Man Made Live Rock
The Modified Durso Standpipe that I use has served well and not caused any trouble at all once the noise issue was taken care of. The first one I made was built using Richard Durso's instructions.  While it did keep the water level in the overflow high, it sounded like a freight train, or actually like a freight Drain!  No matter what sized hole I used or how hard I tried it just would not stop sounding like a flushing toilet at least once or twice an hour.
Now it could be said that there is the possibility that I wasn't doing something right, but let me assure you I really tried to make it work.  I tried any and all suggestions I could find to make it work, but ultimately tore out the original in exchange for not less than 5 others of similar design.  I tried longer and shorter hose, fatter and skinnier PVC, I adjusted the height of the standpipe several times, in short I played with many variations.  I finally stumbled on one that works for me.  I think it is actually a result of various things working together as opposed to a magic bullet.

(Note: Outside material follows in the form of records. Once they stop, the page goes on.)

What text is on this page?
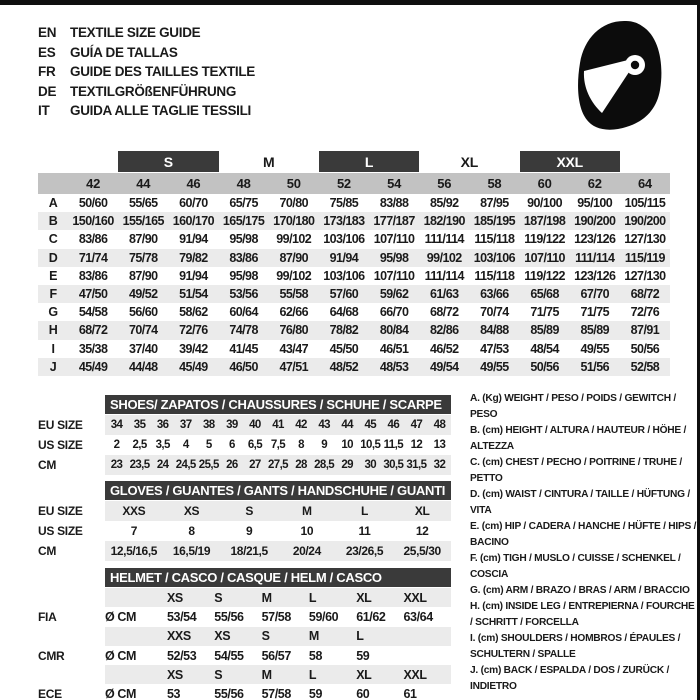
EN	TEXTILE SIZE GUIDE
ES	GUÍA DE TALLAS
FR	GUIDE DES TAILLES TEXTILE
DE	TEXTILGRÖßENFÜHRUNG
IT	GUIDA ALLE TAGLIE TESSILI
S	M	L	XL	XXL
42	44	46	48	50	52	54	56	58	60	62	64
A	50/60	55/65	60/70	65/75	70/80	75/85	83/88	85/92	87/95	90/100	95/100 105/115
B	150/160 155/165 160/170 165/175 170/180 173/183 177/187 182/190 185/195 187/198 190/200 190/200
C	83/86	87/90	91/94	95/98	99/102 103/106 107/110 111/114 115/118 119/122 123/126 127/130
D	71/74	75/78	79/82	83/86	87/90	91/94	95/98	99/102 103/106 107/110 111/114 115/119
E	83/86	87/90	91/94	95/98	99/102 103/106 107/110 111/114 115/118 119/122 123/126 127/130
F	47/50	49/52	51/54	53/56	55/58	57/60	59/62	61/63	63/66	65/68	67/70	68/72
G	54/58	56/60	58/62	60/64	62/66	64/68	66/70	68/72	70/74	71/75	71/75	72/76
H	68/72	70/74	72/76	74/78	76/80	78/82	80/84	82/86	84/88	85/89	85/89	87/91
I	35/38	37/40	39/42	41/45	43/47	45/50	46/51	46/52	47/53	48/54	49/55	50/56
J	45/49	44/48	45/49	46/50	47/51	48/52	48/53	49/54	49/55	50/56	51/56	52/58
SHOES/ ZAPATOS / CHAUSSURES / SCHUHE / SCARPE
EU SIZE	34 35 36 37 38 39 40 41 42 43 44 45 46 47 48
US SIZE	2	2,5 3,5	4	5	6	6,5 7,5	8	9	10 10,5 11,5 12 13
CM	23 23,5 24 24,5 25,5 26 27 27,5 28 28,5 29 30 30,5 31,5 32
GLOVES / GUANTES / GANTS / HANDSCHUHE / GUANTI
EU SIZE	XXS	XS	S	M	L	XL
US SIZE	7	8	9	10	11	12
CM	12,5/16,5	16,5/19	18/21,5	20/24	23/26,5	25,5/30
HELMET / CASCO / CASQUE / HELM / CASCO
XS	S	M	L	XL	XXL
FIA	Ø CM	53/54	55/56	57/58	59/60	61/62	63/64
XXS	XS	S	M	L
CMR	Ø CM	52/53	54/55	56/57	58	59
XS	S	M	L	XL	XXL
ECE	Ø CM	53	55/56	57/58	59	60	61
A. (Kg) WEIGHT / PESO / POIDS / GEWITCH / PESO
B. (cm) HEIGHT / ALTURA / HAUTEUR / HÖHE / ALTEZZA
C. (cm) CHEST / PECHO / POITRINE / TRUHE / PETTO
D. (cm) WAIST / CINTURA / TAILLE / HÜFTUNG / VITA
E. (cm) HIP / CADERA / HANCHE / HÜFTE / HIPS / BACINO
F. (cm) TIGH / MUSLO / CUISSE / SCHENKEL / COSCIA
G. (cm) ARM / BRAZO / BRAS / ARM / BRACCIO
H. (cm) INSIDE LEG / ENTREPIERNA / FOURCHE / SCHRITT / FORCELLA
I. (cm) SHOULDERS / HOMBROS / ÉPAULES / SCHULTERN / SPALLE
J. (cm) BACK / ESPALDA / DOS / ZURÜCK / INDIETRO
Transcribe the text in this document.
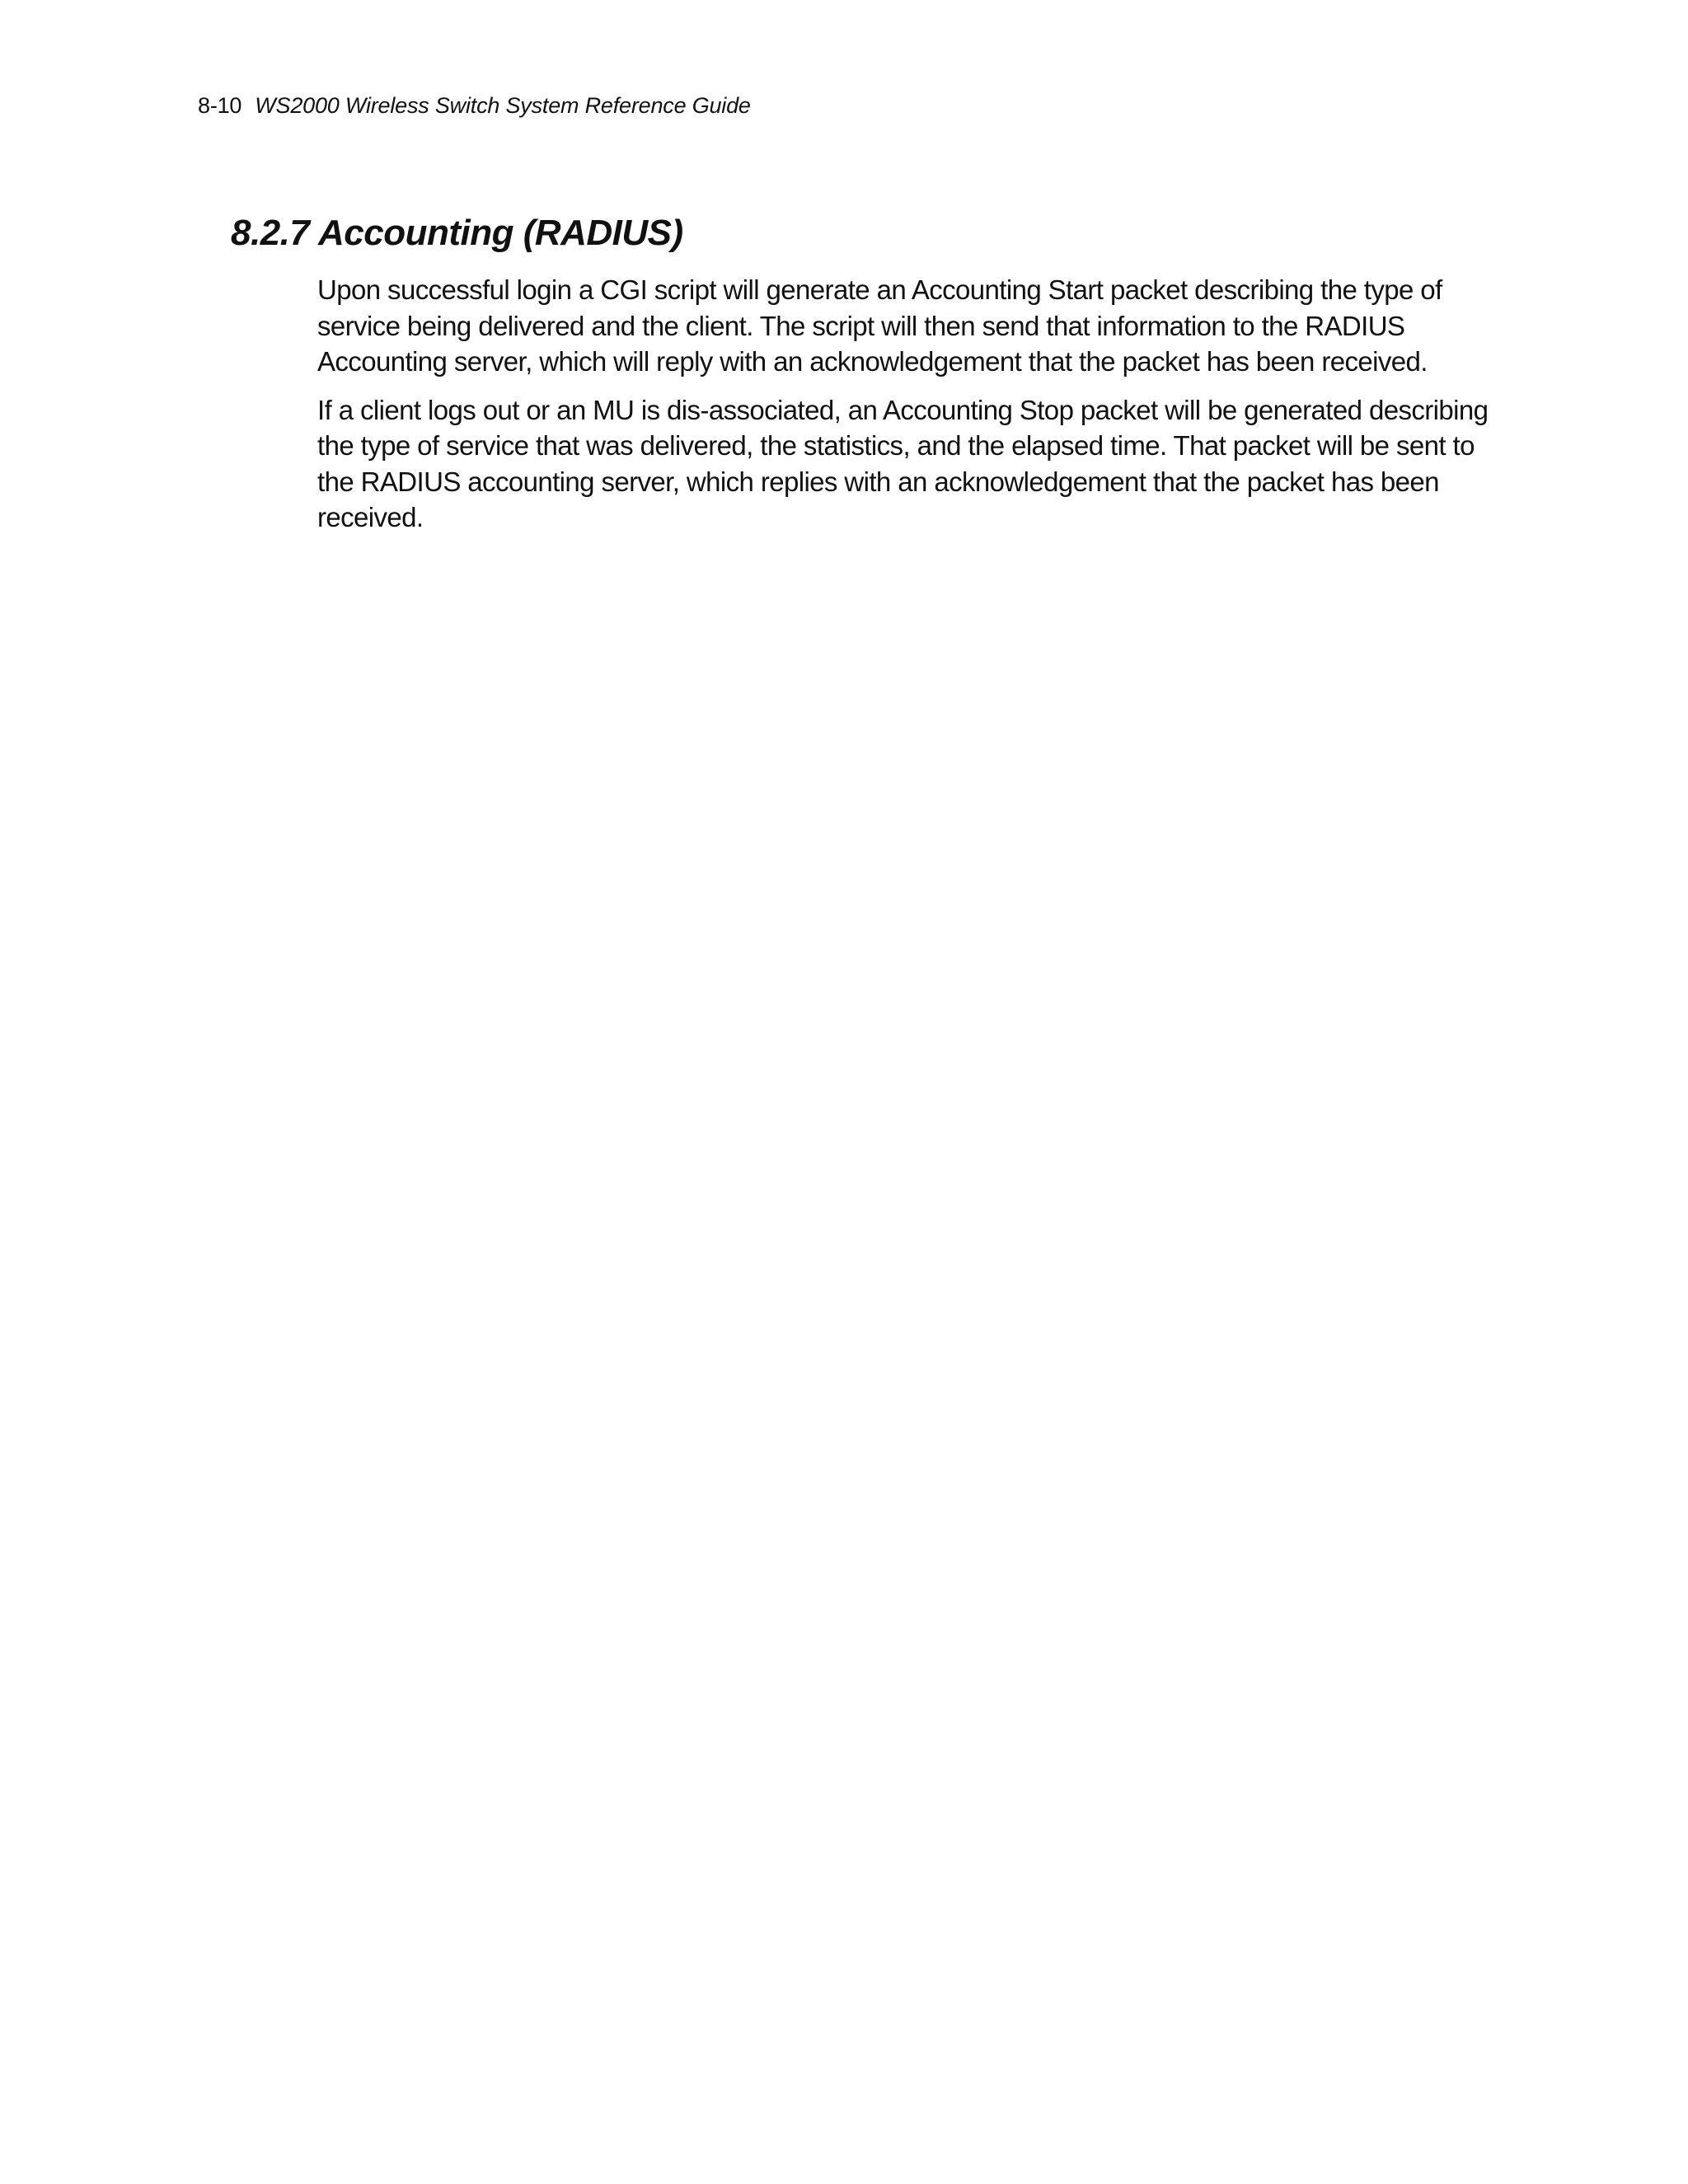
8-10 WS2000 Wireless Switch System Reference Guide
8.2.7 Accounting (RADIUS)

Upon successful login a CGI script will generate an Accounting Start packet describing the type of service being delivered and the client. The script will then send that information to the RADIUS Accounting server, which will reply with an acknowledgement that the packet has been received.

If a client logs out or an MU is dis-associated, an Accounting Stop packet will be generated describing the type of service that was delivered, the statistics, and the elapsed time. That packet will be sent to the RADIUS accounting server, which replies with an acknowledgement that the packet has been received.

There appear to be several areas of concern when building a standpipe that may just fall into the category of an art or magic rather than science.  The troubles I had with the original were dealt with from top to bottom.  The first was the slurping sound coming from the intake.  Then was the whistling sound from the air intake, then the gurgling and flushing sounds coming from within the pipe itself and the sump area.
I would not want you to think that you can just build what I have and place it inside of any tank and it will work.  I do not know if it will or will not.  It could take considerable tinkering to get a setup that will work for you. What I have to share is just my experience with standpipes and many attempts to get them to do what I wanted. What I do know is that it works fine on my Oceanic 75 Reef Ready that it was built for. I have used pumps from 300 to 1200 gallons per hour on it with little noticeable increase in noise so I am fairly certain that the design is good. I just cannot say it will work in any and all cases.
It is interesting to note that Oceanic tells me they suggest the "maximum recommended flow is 800 gallons" on the 75RR apparently for the noise reason. Yet they did tell me the teeth and bulkhead can handle at least 1200 gallons per hour but "at that rate you will have a disturbingly loud setup". I currently run it at 900 gallons and unless the sump volume gets lower than the output from the Spa-Flex my Bionic eared wife doesn't raise the issue. The power head breaking the surface of the water is louder than the overflow and sump areas.
Near as I can tell there are a few key ingredients that worked for me. They are listed below in no particular order.
First up on the quite the standpipe crusade was the whistling that was coming from the air entering the standpipe. Figuring that since the sound was coming from the top, I had better concentrate my efforts there. In short the whistling stopped as soon as I quit using the large white caps that are specified in the original plans. I swapped them out to a threaded fitting that happened to have very inexpensive caps. Since I didn't have the correct sized bit for the rigid tubing I had to go with a smaller one. Tilting and turning the drill with the small bit to get the hole just a bit larger simultaneously killed the whistling sounds that had been coming from the large white cap holes. I would presume it would have something to do with the angles involved, but I am not a whistle building expert, so that is just a guess. The outcome was a total accident, but a nice surprise none the less.
I would like to say that extending the rigid tubing down past the bulkhead was an act a genius on my part. But it was not! Somewhere I had read that using a rigid tube would stop the sound from the top end of the standpipe. It did not do that for me. Swapping the 90 degree elbow to the 45 degree did however eventually stop the top end from slurping. So I was trying all sorts of lengths of rigid tubing trying to get the slurping sound to go away.
I was frustrated that all the lengths that I tried were not working. So I took my last three foot section of tubing and made the bend, to stop it from falling down the standpipe, just like I had before. While deciding how long to cut it off this time I just set it down the hole in the top of the standpipe. It hung on the bulkhead sticking out a good 8 inches or so. I sat down on the couch just looking at it, trying to think of how short or long to try this time. Maybe several minutes passed and the standpipe did it's normal gurgle and flush. This time however the gurgle knocked the tubing loose. It fell down past the bulkhead. Ahhhhh, the silence was deafening! I couldn't believe that it was gone so I waited at least an hour before removing the tube to trim the bend portion down to size. Then I replaced the tubing, wiggling it past the bulkhead. As soon as I did the gurgling stopped again, now the sump area was quite at last.